One of my core objections to the “nightmare scenario” of UFAI is that AGI approaches which are likely to be tried in practice (as opposed to abstract models like AIXI) are far more likely to get stuck early, far far before they reach anything near take-over-the-world levels of power. Probably before they even reach the “figure out how to brew coffee” level. Probably before they even know what coffee is. Debugging an AI in such a stuck state would require manual intervention, which is both a timeline extender and a strong safety property. Doing something non-trivial with the first AGI is likely to take years of iterated development, with plenty of opportunity to introspect and alter course.
However a side effect of solving the control problem is that it necessarily must involve being able to reason about the effects of self-modification on future behavior.. which lets the AI avoid getting stuck at all!
If true, this is both good news and bad news.
The good is that a Vingeian Singularity is back on the table! We can solve the worlds problems and usher in an age of abundance and post-human states of being in one generation with the power of AI.
The bad is that there is a weird sort of uncanny-valley like situation where AI today is basically safe, but once a partial solution is found to the tiling problem, and perhaps a few other aspects of the AI safety problem, it does become possible to write an UFAI that can “FOOM” with unpredictable consequences.

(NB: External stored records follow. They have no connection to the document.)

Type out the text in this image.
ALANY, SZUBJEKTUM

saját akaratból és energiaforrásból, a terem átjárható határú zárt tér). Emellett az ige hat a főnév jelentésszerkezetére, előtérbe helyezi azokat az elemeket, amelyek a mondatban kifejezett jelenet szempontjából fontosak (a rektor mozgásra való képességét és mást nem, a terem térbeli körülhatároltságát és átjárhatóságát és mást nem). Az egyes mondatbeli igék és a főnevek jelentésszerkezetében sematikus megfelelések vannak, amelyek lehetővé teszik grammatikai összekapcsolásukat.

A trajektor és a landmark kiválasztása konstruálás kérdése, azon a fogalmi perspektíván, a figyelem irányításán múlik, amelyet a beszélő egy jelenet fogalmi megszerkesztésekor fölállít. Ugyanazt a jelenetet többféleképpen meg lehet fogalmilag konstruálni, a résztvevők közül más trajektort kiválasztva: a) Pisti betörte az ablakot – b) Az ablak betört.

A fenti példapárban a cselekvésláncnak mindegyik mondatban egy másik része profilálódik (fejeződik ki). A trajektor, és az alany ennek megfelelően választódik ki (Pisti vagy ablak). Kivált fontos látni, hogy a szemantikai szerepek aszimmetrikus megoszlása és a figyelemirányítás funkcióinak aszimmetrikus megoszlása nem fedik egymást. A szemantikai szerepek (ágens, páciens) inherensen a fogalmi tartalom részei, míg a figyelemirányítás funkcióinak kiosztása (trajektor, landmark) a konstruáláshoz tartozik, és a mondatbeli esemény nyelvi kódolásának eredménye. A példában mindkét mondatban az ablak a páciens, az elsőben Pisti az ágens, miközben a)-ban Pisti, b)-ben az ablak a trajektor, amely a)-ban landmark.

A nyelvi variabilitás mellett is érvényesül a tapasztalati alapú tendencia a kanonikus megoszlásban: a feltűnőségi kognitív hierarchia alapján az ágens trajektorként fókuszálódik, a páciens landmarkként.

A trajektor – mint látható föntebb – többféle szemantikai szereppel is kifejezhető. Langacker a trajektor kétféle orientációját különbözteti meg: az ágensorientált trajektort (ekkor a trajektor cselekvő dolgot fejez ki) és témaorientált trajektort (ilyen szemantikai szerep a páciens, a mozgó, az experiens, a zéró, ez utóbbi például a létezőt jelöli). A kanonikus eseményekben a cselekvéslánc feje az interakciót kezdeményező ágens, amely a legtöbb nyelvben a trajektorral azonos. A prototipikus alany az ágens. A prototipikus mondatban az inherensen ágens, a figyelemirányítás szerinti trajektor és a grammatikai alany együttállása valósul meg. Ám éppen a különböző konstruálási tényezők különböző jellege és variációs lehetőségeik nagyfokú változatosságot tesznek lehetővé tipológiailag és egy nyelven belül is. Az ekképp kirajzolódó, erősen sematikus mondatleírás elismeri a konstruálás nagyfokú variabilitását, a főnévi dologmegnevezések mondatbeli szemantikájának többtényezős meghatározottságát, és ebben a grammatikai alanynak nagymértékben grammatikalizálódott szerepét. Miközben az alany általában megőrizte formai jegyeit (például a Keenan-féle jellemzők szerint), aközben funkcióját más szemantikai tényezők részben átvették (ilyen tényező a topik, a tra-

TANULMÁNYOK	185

So I still think the AI x-risk crowd has seriously overblown the issue today. Deepmind’s creations are not going to take over the world and turn us all into paperclips. But, ironically, if MIRI is at least partially successful in their research, then that work could be applied to make a real Clippy-like entity with all the scary consequences.
That said, I don’t expect this to seriously alter my prediction that tool/oracle AI is achievable. So UFAI + partial control solution could be deployed with appropriate boxing safeguards to get us the Singularity with humans at the helm. But I’m still in the midst of a deep cache purge to update my own feelings of likelihood here.
But yeah, I doubt many at MIRI are working on the control problem explicitly because it is necessary to create the scary kind of UFAI (albeit also the kind that can assist humans to hastily solve their mass of problems!).